Roraima, which is not connected to Brazil’s national grid, has begun depending on expensive emergency fuel-burning plants in the absence of reliable power from its northern neighbor, which has sunk into a profound economic and political crisis.
Brazil’s federal government set an auction for May 31 to close long-term contracts with new suppliers using any available source, from oil to wind or solar.
Canadian Solar Inc and Brazilian companies Casa dos Ventos, Eneva SA and Equatorial Energia SA are among the potential bidders, according to industry sources.
In the auction, the bidders offering the lowest price for electricity will win the chance to build the projects in two years and begin delivering power in June 2021.

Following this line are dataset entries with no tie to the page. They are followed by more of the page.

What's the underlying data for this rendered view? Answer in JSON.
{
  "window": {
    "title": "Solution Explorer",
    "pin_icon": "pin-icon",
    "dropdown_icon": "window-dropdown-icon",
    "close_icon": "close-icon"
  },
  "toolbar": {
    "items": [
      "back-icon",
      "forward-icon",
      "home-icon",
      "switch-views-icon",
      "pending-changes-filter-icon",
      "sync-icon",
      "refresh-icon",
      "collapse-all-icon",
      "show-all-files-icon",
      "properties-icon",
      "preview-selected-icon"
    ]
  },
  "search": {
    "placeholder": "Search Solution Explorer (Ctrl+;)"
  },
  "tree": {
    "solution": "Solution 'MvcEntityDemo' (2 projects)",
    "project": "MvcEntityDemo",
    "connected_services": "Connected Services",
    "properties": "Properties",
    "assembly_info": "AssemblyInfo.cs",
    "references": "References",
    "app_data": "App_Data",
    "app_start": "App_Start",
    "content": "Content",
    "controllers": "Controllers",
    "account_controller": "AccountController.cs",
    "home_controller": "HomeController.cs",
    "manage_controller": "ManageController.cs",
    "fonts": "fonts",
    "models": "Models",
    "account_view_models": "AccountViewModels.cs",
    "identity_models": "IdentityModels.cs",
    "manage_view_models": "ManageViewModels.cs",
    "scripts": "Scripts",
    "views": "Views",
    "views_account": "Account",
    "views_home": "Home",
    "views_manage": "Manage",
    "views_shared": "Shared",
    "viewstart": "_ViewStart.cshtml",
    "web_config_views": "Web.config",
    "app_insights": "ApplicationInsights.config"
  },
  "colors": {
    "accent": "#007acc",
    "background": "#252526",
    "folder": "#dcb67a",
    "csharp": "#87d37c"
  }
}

Together the projects in the running would be enough to generate almost 6 gigawatts, but the government is likely to award the rights to between 200 megawatts and 250 megawatts.
One source said power company Eneva has presented a plan with a natural gas-fired plant. The company would transport gas from the Azulão field in Amazonas to Roraima, using ships or trucks since there is no pipeline in the area.
A second source said Canadian Solar has also entered the auction, as a way to foster demand for its locally produced panels. Another source said Brazilian developer Casa dos Ventos will bid with a solution to generate power from biomass.
Casa dos Ventos confirmed that it has prepared projects for the auction, but said it is still evaluating whether to bid.